What most people don’t know is that the exclusion of home health care workers from fair pay is a deliberate and racist wrong that stretches back to Depression-era America, where it was written into our nation’s labor law to accommodate Southern segregationists.

Despite the use of these barely-coded categories, their meaning was apparent to all. The NAACP, the National Negro Congress, and other groups protested the exclusion of domestic servants and farmworkers from New Deal laws like the Social Security Act and the Fair Labor Standards Act. They pointed out, as the NAACP’s Charles Hamilton Houston testified, that “you will find the majority of Negroes engaged either in farming or else in domestic service,” and thus shut out of the new laws’ protections. But time and again, Congress ignored their testimony and codified the racial exclusions into federal law.

Congress eventually amended the Fair Labor Standards Act in 1974 to bring most domestic workers within its protections, but the law was still interpreted by the Labor Department to exclude most home health care workers. In the decades since then, the home health care industry has exploded into a multi-million-dollar sector. Part of this massive growth is due to the welcome fact that, unlike in decades past, many more people who need care are now living in their homes, rather than in institutions. In addition, the portion of the population that is 65 or older has burgeoned, from 8 percent in 1950 to nearly 13 percent by 2009. Yet the growing workforce providing care is still working under pre-1938 conditions, with no guarantee of minimum pay or overtime.

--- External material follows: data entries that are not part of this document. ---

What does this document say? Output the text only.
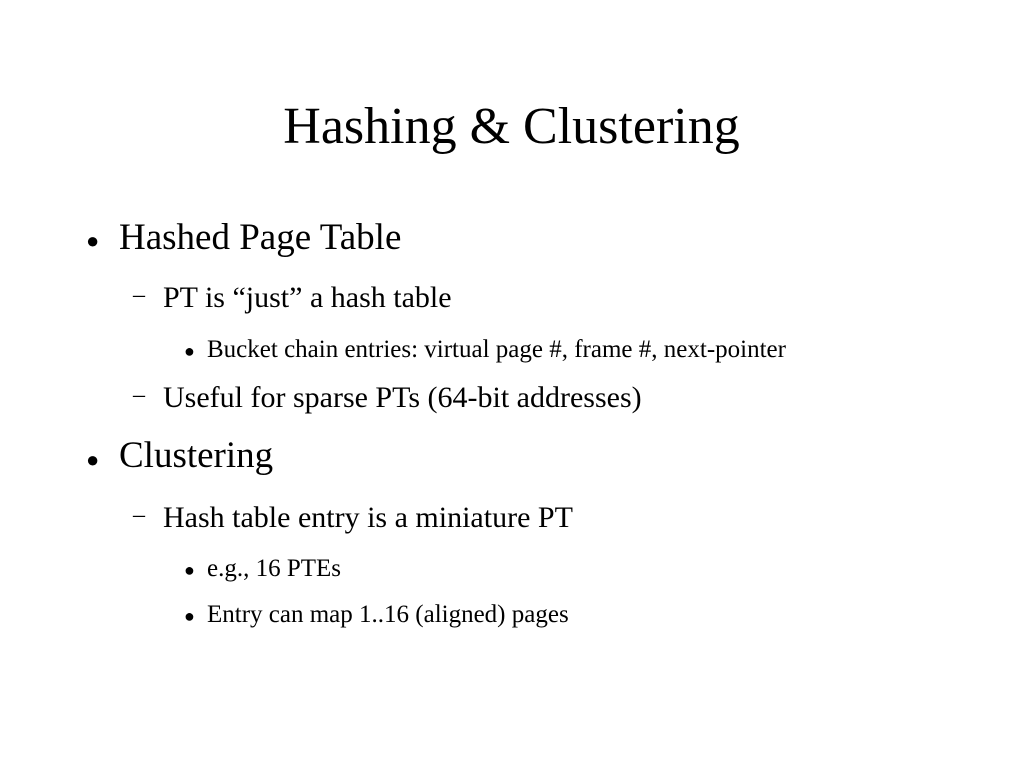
Hashing & Clustering
● Hashed Page Table
– PT is “just” a hash table
● Bucket chain entries: virtual page #, frame #, next-pointer
– Useful for sparse PTs (64-bit addresses)
● Clustering
– Hash table entry is a miniature PT
● e.g., 16 PTEs
● Entry can map 1..16 (aligned) pages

After years of advocacy by a broad coalition that included worker and civil rights groups, the Department of Labor issued rules in 2013 that would finally bring home health care workers into the economic mainstream and grant them the basic wage protections that most workers take for granted. The rules require workers employed by third-party agencies, which make up the vast majority of the workers in the marketplace, to be paid minimum wages and overtime. They also narrow the definition of the casual babysitters and elder companions who would remain exempt from wage protections.

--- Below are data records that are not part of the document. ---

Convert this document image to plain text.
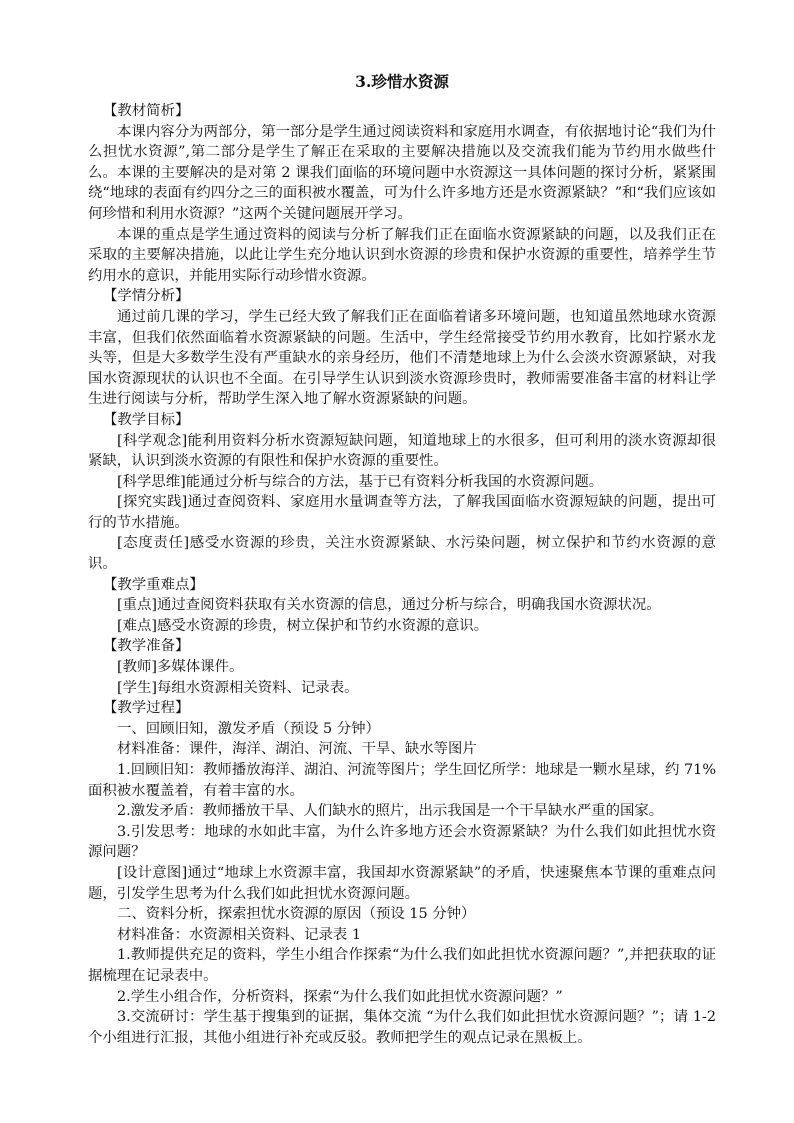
3.珍惜水资源

【教材简析】

本课内容分为两部分，第一部分是学生通过阅读资料和家庭用水调查，有依据地讨论“我们为什么担忧水资源”,第二部分是学生了解正在采取的主要解决措施以及交流我们能为节约用水做些什么。本课的主要解决的是对第 2 课我们面临的环境问题中水资源这一具体问题的探讨分析，紧紧围绕“地球的表面有约四分之三的面积被水覆盖，可为什么许多地方还是水资源紧缺？”和“我们应该如何珍惜和利用水资源？”这两个关键问题展开学习。

本课的重点是学生通过资料的阅读与分析了解我们正在面临水资源紧缺的问题，以及我们正在采取的主要解决措施，以此让学生充分地认识到水资源的珍贵和保护水资源的重要性，培养学生节约用水的意识，并能用实际行动珍惜水资源。

【学情分析】

通过前几课的学习，学生已经大致了解我们正在面临着诸多环境问题，也知道虽然地球水资源丰富，但我们依然面临着水资源紧缺的问题。生活中，学生经常接受节约用水教育，比如拧紧水龙头等，但是大多数学生没有严重缺水的亲身经历，他们不清楚地球上为什么会淡水资源紧缺，对我国水资源现状的认识也不全面。在引导学生认识到淡水资源珍贵时，教师需要准备丰富的材料让学生进行阅读与分析，帮助学生深入地了解水资源紧缺的问题。

【教学目标】

[科学观念]能利用资料分析水资源短缺问题，知道地球上的水很多，但可利用的淡水资源却很紧缺，认识到淡水资源的有限性和保护水资源的重要性。

[科学思维]能通过分析与综合的方法，基于已有资料分析我国的水资源问题。

[探究实践]通过查阅资料、家庭用水量调查等方法，了解我国面临水资源短缺的问题，提出可行的节水措施。

[态度责任]感受水资源的珍贵，关注水资源紧缺、水污染问题，树立保护和节约水资源的意识。

【教学重难点】

[重点]通过查阅资料获取有关水资源的信息，通过分析与综合，明确我国水资源状况。

[难点]感受水资源的珍贵，树立保护和节约水资源的意识。

【教学准备】

[教师]多媒体课件。

[学生]每组水资源相关资料、记录表。

【教学过程】

一、回顾旧知，激发矛盾（预设 5 分钟）

材料准备：课件，海洋、湖泊、河流、干旱、缺水等图片

1.回顾旧知：教师播放海洋、湖泊、河流等图片；学生回忆所学：地球是一颗水星球，约 71%面积被水覆盖着，有着丰富的水。

2.激发矛盾：教师播放干旱、人们缺水的照片，出示我国是一个干旱缺水严重的国家。

3.引发思考：地球的水如此丰富，为什么许多地方还会水资源紧缺？为什么我们如此担忧水资源问题？

[设计意图]通过“地球上水资源丰富，我国却水资源紧缺”的矛盾，快速聚焦本节课的重难点问题，引发学生思考为什么我们如此担忧水资源问题。

二、资料分析，探索担忧水资源的原因（预设 15 分钟）

材料准备：水资源相关资料、记录表 1

1.教师提供充足的资料，学生小组合作探索“为什么我们如此担忧水资源问题？”,并把获取的证据梳理在记录表中。

2.学生小组合作，分析资料，探索“为什么我们如此担忧水资源问题？”

3.交流研讨：学生基于搜集到的证据，集体交流 “为什么我们如此担忧水资源问题？”；请 1-2 个小组进行汇报，其他小组进行补充或反驳。教师把学生的观点记录在黑板上。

Early this year, however, a federal judge in the District of Columbia struck down the rules as being beyond the scope of the Labor Department’s authority. The ruling was prompted by a legal challenge brought by those who gain the most from the exclusion of home health care workers from wage protections — the home health care industry, represented by their trade associations, the Home Care Association of America, the International Franchise Association, and the National Association for Home Care and Hospice. The industry groups argued, and the federal judge agreed, that the Labor Department lacks the power to eliminate the exemptions for home health care workers, and that any change to the status quo would have to come from further congressional action. The government has appealed, and the federal court of appeals will hear the case, Home Care Association of America v. Weil, on May 7. The ACLU filed a brief joined by many civil rights and women’s rights organizations, advocating for the rights of excluded workers.

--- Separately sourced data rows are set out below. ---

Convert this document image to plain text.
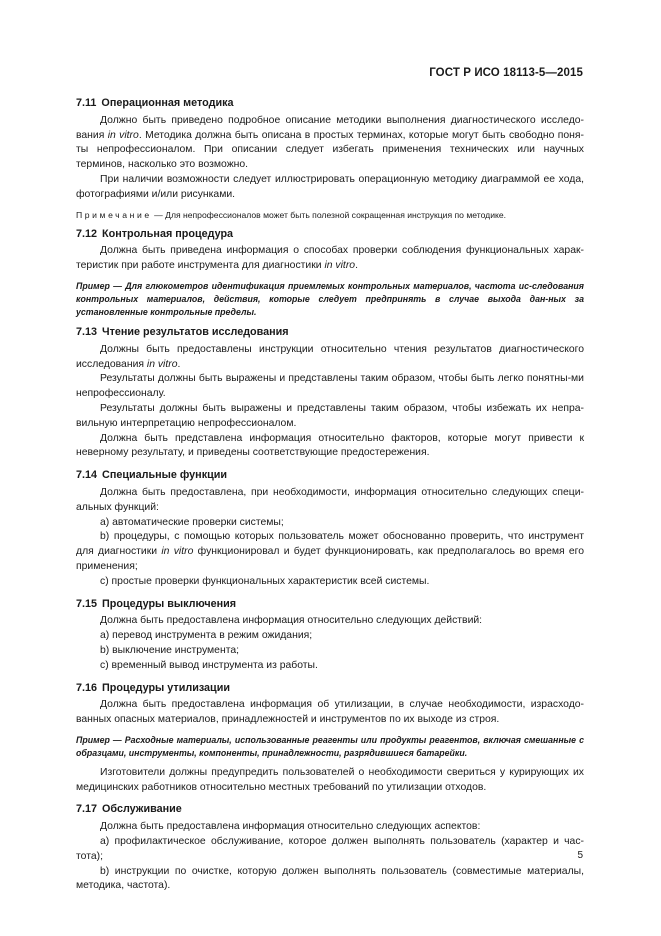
ГОСТ Р ИСО 18113-5—2015
7.11 Операционная методика

Должно быть приведено подробное описание методики выполнения диагностического исследо-вания in vitro. Методика должна быть описана в простых терминах, которые могут быть свободно поня-ты непрофессионалом. При описании следует избегать применения технических или научных терминов, насколько это возможно.

При наличии возможности следует иллюстрировать операционную методику диаграммой ее хода, фотографиями и/или рисунками.

Примечание — Для непрофессионалов может быть полезной сокращенная инструкция по методике.
7.12 Контрольная процедура

Должна быть приведена информация о способах проверки соблюдения функциональных харак-теристик при работе инструмента для диагностики in vitro.

Пример — Для глюкометров идентификация приемлемых контрольных материалов, частота ис-следования контрольных материалов, действия, которые следует предпринять в случае выхода дан-ных за установленные контрольные пределы.
7.13 Чтение результатов исследования

Должны быть предоставлены инструкции относительно чтения результатов диагностического исследования in vitro.

Результаты должны быть выражены и представлены таким образом, чтобы быть легко понятны-ми непрофессионалу.

Результаты должны быть выражены и представлены таким образом, чтобы избежать их непра-вильную интерпретацию непрофессионалом.

Должна быть представлена информация относительно факторов, которые могут привести к неверному результату, и приведены соответствующие предостережения.

7.14 Специальные функции

Должна быть предоставлена, при необходимости, информация относительно следующих специ-альных функций:

a) автоматические проверки системы;

b) процедуры, с помощью которых пользователь может обоснованно проверить, что инструмент для диагностики in vitro функционировал и будет функционировать, как предполагалось во время его применения;

c) простые проверки функциональных характеристик всей системы.

7.15 Процедуры выключения

Должна быть предоставлена информация относительно следующих действий:

a) перевод инструмента в режим ожидания;

b) выключение инструмента;

c) временный вывод инструмента из работы.

7.16 Процедуры утилизации

Должна быть предоставлена информация об утилизации, в случае необходимости, израсходо-ванных опасных материалов, принадлежностей и инструментов по их выходе из строя.

Пример — Расходные материалы, использованные реагенты или продукты реагентов, включая смешанные с образцами, инструменты, компоненты, принадлежности, разрядившиеся батарейки.

Изготовители должны предупредить пользователей о необходимости свериться у курирующих их медицинских работников относительно местных требований по утилизации отходов.

7.17 Обслуживание

Должна быть предоставлена информация относительно следующих аспектов:

a) профилактическое обслуживание, которое должен выполнять пользователь (характер и час-тота);

b) инструкции по очистке, которую должен выполнять пользователь (совместимые материалы, методика, частота).

5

It was never right to deny predominantly non-white women workers fair wages for the difficult work they do providing care at home. It is certainly not right today. The federal government has finally acted to put a long-overdue end to this shameful legal exemption that the home health care industry has unjustly benefited from. Now it’s time for the courts to do the same and stop these firms from profiting from a loophole rooted in the racist legacies of slavery and Jim Crow.